The woodland reminds me: there is no single way to move through the wild. Rabbits leap. Moles burrow.
Foxes circle unseen. Each survives in its own way. And each path is valid.
The Rabbit’s Leap
Rabbits don’t do hesitation. They dash. One minute still, the next gone, white tails flashing as they disappear into the hedge.
Some people heal like this. A sudden burst of change, quitting the job, leaving the relationship, speaking a truth that’s been buried for decades.
From the outside, it looks impulsive. But rabbits know when it’s time to leap. The build-up has been silent, underground. And then movement.
Healing doesn’t always creep. Sometimes it bolts.
The Mole’s Tunnel
Then there’s the mole. You rarely see it. Its work happens in darkness, in soil, in unseen networks of tunnels. From above, it looks like nothing’s happening. But underground, it’s relentless.
Some healing is like this. Quiet. Hidden. Long stretches where nothing seems to change. The world might say: you’re stuck, you’re avoiding, you’re not trying hard enough.
But underground, things are shifting. Roots are being loosened. New passages are being made. This work matters, even if no one claps for it.
The Fox’s Path
Foxes are tricksters. They weave through hedges, double back, slip into shadows. They don’t run in straight lines; they take the wildest routes, often unseen.

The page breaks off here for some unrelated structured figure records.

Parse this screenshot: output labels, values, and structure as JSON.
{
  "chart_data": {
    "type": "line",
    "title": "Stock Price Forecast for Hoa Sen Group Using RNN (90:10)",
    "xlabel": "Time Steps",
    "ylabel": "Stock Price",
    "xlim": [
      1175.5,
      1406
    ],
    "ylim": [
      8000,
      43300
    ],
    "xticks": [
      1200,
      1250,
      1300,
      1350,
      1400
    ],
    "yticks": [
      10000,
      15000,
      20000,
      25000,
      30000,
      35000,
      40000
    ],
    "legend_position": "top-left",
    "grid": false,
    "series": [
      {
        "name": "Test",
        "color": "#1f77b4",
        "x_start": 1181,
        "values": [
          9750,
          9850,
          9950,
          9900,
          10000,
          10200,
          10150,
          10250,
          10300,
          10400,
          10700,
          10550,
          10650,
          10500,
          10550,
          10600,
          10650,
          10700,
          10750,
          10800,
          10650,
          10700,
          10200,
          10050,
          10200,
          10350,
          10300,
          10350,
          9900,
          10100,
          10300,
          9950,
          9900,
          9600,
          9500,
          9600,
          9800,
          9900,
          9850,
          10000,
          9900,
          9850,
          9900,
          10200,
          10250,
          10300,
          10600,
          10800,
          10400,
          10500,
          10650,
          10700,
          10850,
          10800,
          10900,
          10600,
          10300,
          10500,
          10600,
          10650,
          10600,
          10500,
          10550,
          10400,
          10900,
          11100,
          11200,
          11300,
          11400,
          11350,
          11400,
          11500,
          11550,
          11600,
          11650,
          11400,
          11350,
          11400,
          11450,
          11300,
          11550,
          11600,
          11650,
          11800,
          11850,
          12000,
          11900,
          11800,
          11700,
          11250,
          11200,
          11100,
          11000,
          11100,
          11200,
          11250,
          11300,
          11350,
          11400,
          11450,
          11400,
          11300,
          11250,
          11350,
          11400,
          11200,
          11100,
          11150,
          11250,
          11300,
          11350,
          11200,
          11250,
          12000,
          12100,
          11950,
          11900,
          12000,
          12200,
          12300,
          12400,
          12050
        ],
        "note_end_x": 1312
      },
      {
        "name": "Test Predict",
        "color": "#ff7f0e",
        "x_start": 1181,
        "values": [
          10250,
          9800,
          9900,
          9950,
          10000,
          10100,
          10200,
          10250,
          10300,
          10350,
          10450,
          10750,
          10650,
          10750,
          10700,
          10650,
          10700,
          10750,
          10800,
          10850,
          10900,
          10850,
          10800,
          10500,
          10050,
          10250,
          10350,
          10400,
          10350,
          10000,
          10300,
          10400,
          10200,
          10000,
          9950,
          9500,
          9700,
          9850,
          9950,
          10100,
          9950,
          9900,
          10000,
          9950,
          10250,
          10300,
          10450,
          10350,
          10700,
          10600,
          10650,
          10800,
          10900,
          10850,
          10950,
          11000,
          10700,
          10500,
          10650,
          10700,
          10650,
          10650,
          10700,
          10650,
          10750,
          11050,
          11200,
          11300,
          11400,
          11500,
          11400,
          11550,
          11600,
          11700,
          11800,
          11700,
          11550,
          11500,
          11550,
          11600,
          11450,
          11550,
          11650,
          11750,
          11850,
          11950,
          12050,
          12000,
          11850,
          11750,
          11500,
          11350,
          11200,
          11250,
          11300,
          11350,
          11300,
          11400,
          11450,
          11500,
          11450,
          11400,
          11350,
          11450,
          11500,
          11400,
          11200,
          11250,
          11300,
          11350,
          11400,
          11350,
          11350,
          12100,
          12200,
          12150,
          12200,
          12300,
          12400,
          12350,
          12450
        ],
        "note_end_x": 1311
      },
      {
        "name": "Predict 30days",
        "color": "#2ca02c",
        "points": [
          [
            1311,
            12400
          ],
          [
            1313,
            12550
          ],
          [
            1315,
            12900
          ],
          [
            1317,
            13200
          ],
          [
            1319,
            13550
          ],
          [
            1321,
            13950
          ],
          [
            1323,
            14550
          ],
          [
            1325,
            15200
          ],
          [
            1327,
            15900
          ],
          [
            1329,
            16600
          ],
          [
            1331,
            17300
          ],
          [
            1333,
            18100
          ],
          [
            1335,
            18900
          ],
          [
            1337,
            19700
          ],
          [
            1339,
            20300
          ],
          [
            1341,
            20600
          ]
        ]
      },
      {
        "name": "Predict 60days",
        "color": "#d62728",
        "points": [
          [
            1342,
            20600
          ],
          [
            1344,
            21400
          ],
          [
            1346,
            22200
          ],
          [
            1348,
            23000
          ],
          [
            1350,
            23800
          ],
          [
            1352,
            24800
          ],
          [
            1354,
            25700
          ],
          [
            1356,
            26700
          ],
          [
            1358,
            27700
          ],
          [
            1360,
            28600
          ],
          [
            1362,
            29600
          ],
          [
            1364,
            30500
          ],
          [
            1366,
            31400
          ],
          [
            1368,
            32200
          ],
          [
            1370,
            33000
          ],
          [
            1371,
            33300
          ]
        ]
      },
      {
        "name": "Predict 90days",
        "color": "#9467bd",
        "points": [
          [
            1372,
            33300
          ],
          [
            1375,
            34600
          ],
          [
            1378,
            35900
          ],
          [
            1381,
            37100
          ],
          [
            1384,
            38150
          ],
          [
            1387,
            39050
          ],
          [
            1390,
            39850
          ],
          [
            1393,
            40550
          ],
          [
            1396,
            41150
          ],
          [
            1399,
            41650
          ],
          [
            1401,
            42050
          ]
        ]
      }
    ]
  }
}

Some people heal like this, circling the wound, approaching from the edges, retreating, then circling again. It looks indirect, but it’s instinctive. The fox knows how to survive by refusing the obvious path.
Healing, too, sometimes happens by going sideways. Not tackling the trauma head-on, but through creativity, community, and ritual. The fox reminds us there’s courage in the crooked path.
When Healing Doesn’t Look Like Healing
One of the hardest parts of therapy is when people believe they’re failing because their progress doesn’t look like someone else’s.
But rabbits, moles, and foxes all survive. None are wrong. None are “behind.” They just move differently.
The forest holds them all. And it can hold you, too.

The Myth of the Straight Line
Our culture loves straight lines. Progress tracked on charts. Goals ticked off in neat order. Healing presented as a before-and-after photo.
But nature doesn’t work like that. Growth happens in spirals, setbacks, detours. Forest paths twist and fork. Rivers meander. Animals circle. Healing is wild, not linear.
If your journey doesn’t fit the straight line, it doesn’t mean you’re failing. It means you’re alive.
Why This Matters
Trauma recovery is messy. Sometimes you’ll leap like the rabbit. Sometimes you’ll tunnel like the mole. Sometimes you’ll circle like the fox.
Each way is legitimate. Each way counts. And therapy is not about forcing you into someone else’s pace. It’s about helping you trust your own.
The wild ones remind us: there are many ways to move through the dark. None are wrong. None are wasted.
So if your healing looks nothing like anyone else’s — good. Maybe you’re just walking the wild way.